- Directed by: Priya Hassan
- Written by: B A Madhu (dialogue)
- Screenplay by: Priya Hassan
- Story by: Priya Hassan
- Produced by: Gowramma Mohan Gowda
- Starring: Priya Hassan
- Cinematography: R Giri
- Edited by: Sanjeeva Reddy Srinivas Babu
- Music by: Yerra Ramesh
- Release date: 5 November 2010;
- Country: India
- Language: Kannada

= Bindas Hudugi =

Bindas Hudugi is a 2010 Indian Kannada-language action drama film directed, produced, written and acted by Priya Hassan. The film ran for a hundred days.

== Cast ==
Source

== Production ==
This is Priya Hassan's second film as a director, producer, writer and actor after Jambada Hudugi (2007). The film was produced by her mother Gowramma and her brother Mohan Gowda.

== Soundtrack ==
The songs were composed by Yerra Ramesh. Three songs were shot in Thailand: one each in Bangkok, Pattaya, and Phuket. The rest of the songs were shot on sets in Bangalore.

Track listing
| No. | Title | Lyrics | Singer(s) | Length |
|---|---|---|---|---|
| 1. | "Naa Ninna Nodida" | Ram Narayan | Mahalakshmi Iyer, Kunal Ganjawala | 3:48 |
| 2. | "Sona Sona" | Kaviraj | Suvi Suresh | 4:09 |
| 3. | "Ulta Kano" | V. Nagendra Prasad | Malathi | 4:01 |
| 4. | "Kannali Kannittu Nodu" | Ram Narayan | Tippu, Shreya Ghoshal | 3:37 |
| 5. | "Yemma Yemma" | V. Nagendra Prasad | Shamita Malnad, Hemanth Kumar | 3:06 |
| Total length: |  |  |  | 18:41 |

==Reception ==
A critic from The Times of India gave the film a rating of three out of five stars and wrote that "Though there is no strong storyline, Priya has mixed entertainment, action and sentiment well with good narration, though it looks silly in many sequences". A critic from Deccan Herald wrote that "Bringing to mind Malashri of yore, Priya bashes up the goons or shakes a leg or two, whenever fancy strikes.

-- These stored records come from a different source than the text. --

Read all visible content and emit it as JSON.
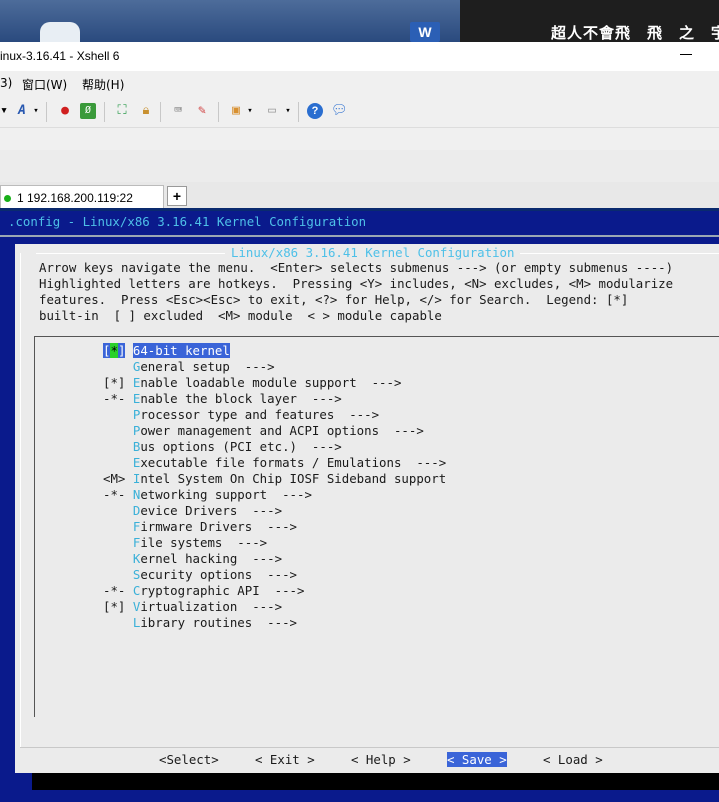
{
  "desktop": {
    "right_text": "超人不會飛　飛　之　宇"
  },
  "window": {
    "title": "inux-3.16.41 - Xshell 6"
  },
  "menubar": {
    "items": [
      "3)",
      "窗口(W)",
      "帮助(H)"
    ]
  },
  "toolbar": {
    "icons": [
      "menu-arrow-icon",
      "font-icon",
      "dropdown-icon",
      "xftp-icon",
      "xshell-icon",
      "fullscreen-icon",
      "lock-icon",
      "keyboard-icon",
      "highlighter-icon",
      "new-session-icon",
      "dropdown-icon",
      "layout-icon",
      "dropdown-icon",
      "help-icon",
      "chat-icon"
    ]
  },
  "tabs": {
    "active": {
      "number": "1",
      "label": "1 192.168.200.119:22",
      "status_color": "#18b018"
    },
    "add_label": "+"
  },
  "terminal": {
    "config_line": ".config - Linux/x86 3.16.41 Kernel Configuration",
    "dialog_title": "Linux/x86 3.16.41 Kernel Configuration",
    "help_lines": [
      "Arrow keys navigate the menu.  <Enter> selects submenus ---> (or empty submenus ----)",
      "Highlighted letters are hotkeys.  Pressing <Y> includes, <N> excludes, <M> modularize",
      "features.  Press <Esc><Esc> to exit, <?> for Help, </> for Search.  Legend: [*]",
      "built-in  [ ] excluded  <M> module  < > module capable"
    ],
    "menu_items": [
      {
        "prefix": "[*]",
        "label": "64-bit kernel",
        "selected": true
      },
      {
        "prefix": "   ",
        "label": "General setup  --->"
      },
      {
        "prefix": "[*]",
        "label": "Enable loadable module support  --->"
      },
      {
        "prefix": "-*-",
        "label": "Enable the block layer  --->"
      },
      {
        "prefix": "   ",
        "label": "Processor type and features  --->"
      },
      {
        "prefix": "   ",
        "label": "Power management and ACPI options  --->"
      },
      {
        "prefix": "   ",
        "label": "Bus options (PCI etc.)  --->"
      },
      {
        "prefix": "   ",
        "label": "Executable file formats / Emulations  --->"
      },
      {
        "prefix": "<M>",
        "label": "Intel System On Chip IOSF Sideband support"
      },
      {
        "prefix": "-*-",
        "label": "Networking support  --->"
      },
      {
        "prefix": "   ",
        "label": "Device Drivers  --->"
      },
      {
        "prefix": "   ",
        "label": "Firmware Drivers  --->"
      },
      {
        "prefix": "   ",
        "label": "File systems  --->"
      },
      {
        "prefix": "   ",
        "label": "Kernel hacking  --->"
      },
      {
        "prefix": "   ",
        "label": "Security options  --->"
      },
      {
        "prefix": "-*-",
        "label": "Cryptographic API  --->"
      },
      {
        "prefix": "[*]",
        "label": "Virtualization  --->"
      },
      {
        "prefix": "   ",
        "label": "Library routines  --->"
      }
    ],
    "buttons": [
      "<Select>",
      "< Exit >",
      "< Help >",
      "< Save >",
      "< Load >"
    ],
    "active_button": "< Save >"
  },
  "colors": {
    "terminal_bg": "#0a1a8c",
    "dialog_bg": "#ebebeb",
    "hotkey": "#3ab0d8",
    "selection": "#3a64d8"
  }
}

This desire to dominate the audience is perhaps the main drawback of the film, distracting the viewers from the plot, already weakened by the absence of a competent writer." V. S. Rajapur of IANS rated the film 2 1/2 out of 5 stars and wrote that "The plot has too many loopholes but the effort is successful as the film entertains".